Google Python Search Library

Here is a quick hack that I wrote. It’s a Python library to search Google without using their API. It’s quick and dirty, just the way I love it.

Why didn’t I use Google’s provided REST API? Because it says “you can only get up to 8 results in a single call and you can’t go beyond the first 32 results”. Seriously, what am I gonna do with just 32 results?

I wrote it because I want to do various Google hacks automatically, monitor popularity of some keywords and sites, and to use it for various other reasons.

One of my next post is going to extend on this library and build a tool that perfects your English. I have been using Google for a while to find the correct use of various English idioms, phrases, and grammar.

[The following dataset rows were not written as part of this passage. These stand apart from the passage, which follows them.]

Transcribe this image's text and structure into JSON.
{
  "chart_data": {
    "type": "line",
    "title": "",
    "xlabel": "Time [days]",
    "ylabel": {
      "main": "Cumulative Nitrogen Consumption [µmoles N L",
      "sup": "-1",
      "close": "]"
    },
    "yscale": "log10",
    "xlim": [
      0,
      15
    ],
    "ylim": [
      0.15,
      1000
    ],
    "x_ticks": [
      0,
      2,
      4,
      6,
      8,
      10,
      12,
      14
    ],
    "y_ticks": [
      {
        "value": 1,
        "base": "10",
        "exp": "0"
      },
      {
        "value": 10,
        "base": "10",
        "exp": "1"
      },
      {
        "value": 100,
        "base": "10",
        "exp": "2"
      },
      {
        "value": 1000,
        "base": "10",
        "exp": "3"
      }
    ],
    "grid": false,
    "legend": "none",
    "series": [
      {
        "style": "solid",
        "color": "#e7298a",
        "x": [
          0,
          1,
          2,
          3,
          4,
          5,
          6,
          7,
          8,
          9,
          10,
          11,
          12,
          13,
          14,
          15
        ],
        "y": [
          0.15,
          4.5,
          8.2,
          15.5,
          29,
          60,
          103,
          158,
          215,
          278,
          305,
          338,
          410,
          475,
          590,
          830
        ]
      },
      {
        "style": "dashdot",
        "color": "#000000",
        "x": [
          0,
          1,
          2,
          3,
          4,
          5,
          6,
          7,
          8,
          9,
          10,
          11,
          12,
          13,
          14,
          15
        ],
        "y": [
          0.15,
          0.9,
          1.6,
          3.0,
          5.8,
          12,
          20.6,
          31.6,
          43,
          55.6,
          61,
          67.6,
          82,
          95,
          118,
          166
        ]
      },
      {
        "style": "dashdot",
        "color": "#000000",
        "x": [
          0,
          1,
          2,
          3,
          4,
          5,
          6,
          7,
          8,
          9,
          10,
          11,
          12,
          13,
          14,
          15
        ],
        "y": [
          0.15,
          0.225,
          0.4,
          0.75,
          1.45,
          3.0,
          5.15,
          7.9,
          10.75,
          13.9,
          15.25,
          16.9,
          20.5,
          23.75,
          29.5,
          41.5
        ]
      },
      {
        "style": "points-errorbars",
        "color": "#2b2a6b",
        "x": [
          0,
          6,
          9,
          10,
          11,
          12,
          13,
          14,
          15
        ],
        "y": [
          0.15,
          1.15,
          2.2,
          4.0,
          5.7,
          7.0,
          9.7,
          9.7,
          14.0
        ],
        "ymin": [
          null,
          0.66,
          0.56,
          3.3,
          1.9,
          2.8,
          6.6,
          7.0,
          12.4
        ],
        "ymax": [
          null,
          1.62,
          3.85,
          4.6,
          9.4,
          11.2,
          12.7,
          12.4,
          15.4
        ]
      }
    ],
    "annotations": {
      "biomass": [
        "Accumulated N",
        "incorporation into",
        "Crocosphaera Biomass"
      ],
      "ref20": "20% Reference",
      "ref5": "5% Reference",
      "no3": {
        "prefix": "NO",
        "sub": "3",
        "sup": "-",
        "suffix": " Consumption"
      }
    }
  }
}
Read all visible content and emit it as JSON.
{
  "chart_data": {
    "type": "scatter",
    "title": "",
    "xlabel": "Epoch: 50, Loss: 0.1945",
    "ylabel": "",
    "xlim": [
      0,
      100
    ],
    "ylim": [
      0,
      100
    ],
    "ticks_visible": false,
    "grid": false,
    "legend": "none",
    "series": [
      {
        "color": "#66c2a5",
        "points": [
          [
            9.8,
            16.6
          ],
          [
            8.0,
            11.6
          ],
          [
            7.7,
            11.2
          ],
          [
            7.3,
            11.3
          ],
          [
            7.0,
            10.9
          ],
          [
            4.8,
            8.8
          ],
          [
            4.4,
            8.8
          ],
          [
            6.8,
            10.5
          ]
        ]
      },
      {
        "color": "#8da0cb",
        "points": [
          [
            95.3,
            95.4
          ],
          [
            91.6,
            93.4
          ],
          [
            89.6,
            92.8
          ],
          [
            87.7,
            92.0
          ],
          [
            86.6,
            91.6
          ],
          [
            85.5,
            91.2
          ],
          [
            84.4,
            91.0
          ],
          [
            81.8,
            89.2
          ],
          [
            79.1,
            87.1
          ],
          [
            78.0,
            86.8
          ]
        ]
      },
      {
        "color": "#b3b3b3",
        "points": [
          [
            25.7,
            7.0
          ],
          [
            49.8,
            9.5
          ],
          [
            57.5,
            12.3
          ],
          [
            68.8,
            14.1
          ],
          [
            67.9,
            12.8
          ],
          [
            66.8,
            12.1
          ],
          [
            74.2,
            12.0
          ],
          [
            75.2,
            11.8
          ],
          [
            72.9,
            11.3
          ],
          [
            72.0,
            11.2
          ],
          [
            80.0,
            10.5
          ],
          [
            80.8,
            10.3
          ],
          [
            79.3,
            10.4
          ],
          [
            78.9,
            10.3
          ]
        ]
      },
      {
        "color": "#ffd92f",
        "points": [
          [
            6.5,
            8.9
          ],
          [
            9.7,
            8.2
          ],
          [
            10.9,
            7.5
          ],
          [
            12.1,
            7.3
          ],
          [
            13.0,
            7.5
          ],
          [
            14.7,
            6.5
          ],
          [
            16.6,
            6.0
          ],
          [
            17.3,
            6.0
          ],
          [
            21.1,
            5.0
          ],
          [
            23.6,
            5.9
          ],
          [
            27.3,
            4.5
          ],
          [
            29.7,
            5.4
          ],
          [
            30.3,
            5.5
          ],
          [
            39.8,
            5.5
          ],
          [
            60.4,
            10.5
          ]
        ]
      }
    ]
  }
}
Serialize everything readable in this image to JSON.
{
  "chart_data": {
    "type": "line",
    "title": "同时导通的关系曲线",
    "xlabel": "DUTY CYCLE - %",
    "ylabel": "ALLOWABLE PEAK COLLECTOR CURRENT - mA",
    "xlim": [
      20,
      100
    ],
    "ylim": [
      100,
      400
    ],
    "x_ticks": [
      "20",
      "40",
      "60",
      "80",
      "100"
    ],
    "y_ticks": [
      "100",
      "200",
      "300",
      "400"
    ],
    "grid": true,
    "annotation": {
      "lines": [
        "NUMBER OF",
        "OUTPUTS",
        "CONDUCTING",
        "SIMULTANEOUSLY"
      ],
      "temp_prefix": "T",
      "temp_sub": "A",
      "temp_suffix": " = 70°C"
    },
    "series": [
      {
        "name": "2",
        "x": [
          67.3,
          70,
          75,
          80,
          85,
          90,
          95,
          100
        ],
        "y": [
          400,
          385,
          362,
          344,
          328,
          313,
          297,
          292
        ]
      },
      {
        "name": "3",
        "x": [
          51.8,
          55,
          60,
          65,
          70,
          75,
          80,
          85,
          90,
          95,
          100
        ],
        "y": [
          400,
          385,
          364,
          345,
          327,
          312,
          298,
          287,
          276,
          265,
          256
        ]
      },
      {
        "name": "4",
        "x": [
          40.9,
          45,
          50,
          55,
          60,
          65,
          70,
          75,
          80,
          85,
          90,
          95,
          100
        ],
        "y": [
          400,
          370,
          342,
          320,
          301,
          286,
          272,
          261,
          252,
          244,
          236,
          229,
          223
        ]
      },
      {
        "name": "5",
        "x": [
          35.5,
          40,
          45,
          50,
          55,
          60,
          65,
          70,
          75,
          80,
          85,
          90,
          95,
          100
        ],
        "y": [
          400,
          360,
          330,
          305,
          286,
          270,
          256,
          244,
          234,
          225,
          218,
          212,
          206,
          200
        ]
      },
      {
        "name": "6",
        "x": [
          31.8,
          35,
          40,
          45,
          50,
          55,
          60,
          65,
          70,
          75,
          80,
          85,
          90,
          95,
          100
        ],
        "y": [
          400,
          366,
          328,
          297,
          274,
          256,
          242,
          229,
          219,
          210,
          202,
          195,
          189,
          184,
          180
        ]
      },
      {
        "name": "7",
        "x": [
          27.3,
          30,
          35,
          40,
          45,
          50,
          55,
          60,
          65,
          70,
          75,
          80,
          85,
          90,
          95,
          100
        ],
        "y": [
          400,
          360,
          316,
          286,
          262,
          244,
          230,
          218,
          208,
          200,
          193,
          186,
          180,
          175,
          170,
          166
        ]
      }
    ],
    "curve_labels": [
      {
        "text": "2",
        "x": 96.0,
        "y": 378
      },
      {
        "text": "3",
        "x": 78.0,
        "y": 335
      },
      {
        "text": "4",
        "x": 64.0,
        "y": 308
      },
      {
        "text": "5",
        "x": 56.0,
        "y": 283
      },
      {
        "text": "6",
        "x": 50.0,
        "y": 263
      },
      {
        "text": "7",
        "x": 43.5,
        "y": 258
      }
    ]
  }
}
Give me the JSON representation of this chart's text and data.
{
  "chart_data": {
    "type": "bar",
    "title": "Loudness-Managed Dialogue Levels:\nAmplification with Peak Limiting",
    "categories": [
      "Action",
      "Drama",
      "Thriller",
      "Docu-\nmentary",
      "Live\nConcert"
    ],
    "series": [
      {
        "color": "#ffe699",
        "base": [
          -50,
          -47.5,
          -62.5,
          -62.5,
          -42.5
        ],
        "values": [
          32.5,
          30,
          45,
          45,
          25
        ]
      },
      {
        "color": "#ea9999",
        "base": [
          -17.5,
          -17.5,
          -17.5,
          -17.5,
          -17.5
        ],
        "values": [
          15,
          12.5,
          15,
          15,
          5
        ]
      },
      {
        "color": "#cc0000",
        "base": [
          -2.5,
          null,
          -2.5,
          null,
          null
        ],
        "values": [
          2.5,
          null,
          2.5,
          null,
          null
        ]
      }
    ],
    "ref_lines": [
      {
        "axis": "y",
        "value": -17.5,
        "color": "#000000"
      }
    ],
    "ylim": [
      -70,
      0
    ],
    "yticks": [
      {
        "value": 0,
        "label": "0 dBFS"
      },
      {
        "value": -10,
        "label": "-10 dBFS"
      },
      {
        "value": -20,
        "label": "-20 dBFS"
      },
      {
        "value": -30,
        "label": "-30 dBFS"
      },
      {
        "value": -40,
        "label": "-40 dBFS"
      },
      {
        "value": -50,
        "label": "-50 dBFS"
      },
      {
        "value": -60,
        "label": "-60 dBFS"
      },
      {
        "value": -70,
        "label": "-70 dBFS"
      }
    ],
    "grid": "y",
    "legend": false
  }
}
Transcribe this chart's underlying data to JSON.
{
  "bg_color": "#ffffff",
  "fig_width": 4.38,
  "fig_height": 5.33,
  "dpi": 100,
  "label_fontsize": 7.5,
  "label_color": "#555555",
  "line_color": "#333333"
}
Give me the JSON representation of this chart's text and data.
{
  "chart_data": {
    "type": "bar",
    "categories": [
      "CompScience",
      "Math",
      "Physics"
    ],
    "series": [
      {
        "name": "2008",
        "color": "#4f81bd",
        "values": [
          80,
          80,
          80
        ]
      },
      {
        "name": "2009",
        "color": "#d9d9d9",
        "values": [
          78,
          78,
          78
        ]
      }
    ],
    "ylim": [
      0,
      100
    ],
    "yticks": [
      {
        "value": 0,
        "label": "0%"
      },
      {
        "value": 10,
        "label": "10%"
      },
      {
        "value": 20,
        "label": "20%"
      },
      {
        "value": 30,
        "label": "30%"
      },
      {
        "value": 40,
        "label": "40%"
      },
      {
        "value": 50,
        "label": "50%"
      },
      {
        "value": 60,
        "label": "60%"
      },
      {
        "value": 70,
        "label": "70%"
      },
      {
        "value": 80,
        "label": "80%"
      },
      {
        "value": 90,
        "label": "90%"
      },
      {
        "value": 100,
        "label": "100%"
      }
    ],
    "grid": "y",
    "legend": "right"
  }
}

For example, “i am programmer” vs. “i am a programmer”. The first one is missing an indefinite article “a”, but the second is correct. Googling for these terms reveal that the first has 6,230 results, but the second has 136,000 results, so I pretty much trust that the 2nd is more correct than the first.

Subscribe to my posts via catonmat’s rss, if you are intrigued and would love to receive my posts automatically!

How to use the library?

First download the xgoogle library, and extract it somewhere.

Download: xgoogle library (.zip)
Downloaded: 4139 times.
Download url: http://www.catonmat.net/download/xgoogle.zip

At the moment it contains just the code for Google search, but in the future I will add other searches (google sets, google suggest, etc).

To use the search, from “xgoogle.search” import “GoogleSearch” and, optionally, “SearchError“.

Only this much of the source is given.